Мой друг и прекрасный артист А. Темелков здесь не совсем прав. Дело обстояло и гораздо проще, и гораздо сложней - я искал сценическое действие. Эти поиски были особенно трудными в сцене заседаний суда. По первым репетициям показалось, что именно эти сцены не представляют особой трудности. Председатель суда, свидетели, адвокаты, прокурор, обвиняемые и сам Димитров вели себя в соответствии со своими характерами и убеждениями. Они задавали вопросы, отвечали, нападали, защищались и так далее. Все это было правильно.
Но в этом не было настоящего сценического действия, не было подлинной жизни и политической страстности. Каждая отдельная сцена в суде должна была стать событием, а не только диалогом. Фашистский суд направлял тот или другой факт в ходе процесса в сторону обвинения Димитрова, Димитров находил в этом факте грани, которые поворачивали его против нацистов, и он обрушивался на их голову... Я искал сюжет каждого куска и физические действия, отвечавшие этому сюжету. В такой внешне статичной сцене, как судебное заседание, это было нелегко.

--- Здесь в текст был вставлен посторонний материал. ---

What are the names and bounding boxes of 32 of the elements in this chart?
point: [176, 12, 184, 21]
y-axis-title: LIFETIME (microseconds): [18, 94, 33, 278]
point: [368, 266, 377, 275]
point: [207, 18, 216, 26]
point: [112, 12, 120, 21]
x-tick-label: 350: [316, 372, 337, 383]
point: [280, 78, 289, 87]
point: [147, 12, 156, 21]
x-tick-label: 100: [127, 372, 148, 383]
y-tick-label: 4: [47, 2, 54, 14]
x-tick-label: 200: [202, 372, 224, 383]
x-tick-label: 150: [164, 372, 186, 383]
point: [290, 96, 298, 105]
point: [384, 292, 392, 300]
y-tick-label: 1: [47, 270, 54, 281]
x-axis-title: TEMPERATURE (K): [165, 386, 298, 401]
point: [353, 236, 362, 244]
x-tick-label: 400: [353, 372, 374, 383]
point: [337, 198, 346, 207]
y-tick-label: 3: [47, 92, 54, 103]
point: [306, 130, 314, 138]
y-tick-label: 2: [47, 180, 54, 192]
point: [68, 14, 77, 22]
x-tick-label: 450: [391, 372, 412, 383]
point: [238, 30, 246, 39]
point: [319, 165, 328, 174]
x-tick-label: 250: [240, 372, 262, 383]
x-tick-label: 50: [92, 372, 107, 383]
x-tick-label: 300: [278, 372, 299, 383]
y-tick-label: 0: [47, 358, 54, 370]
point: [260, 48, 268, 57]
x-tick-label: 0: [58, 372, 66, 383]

Я искал для исполнителей роли Димитрова объект общения. Этот объект был, по сути дела, за стенами имперского трибунала в Лейпциге. Этим объектом было все прогрессивное человечество, этим объектом были "пролетарии всех стран". Им должен был рассказать Георгий Димитров об истинных поджигателях рейхстага, перед ними должен был он разоблачить позорную сущность фашистской идеологии. В решении этой труднейшей задачи Аспаруху Темелкову, кроме режиссера, пришли на помощь прежде всего его убеждения и взгляды старого коммуниста. Он нашел правильный адрес, в который должен был направить свой пламенный темперамент, свою политическую страсть, свою собственную убежденность.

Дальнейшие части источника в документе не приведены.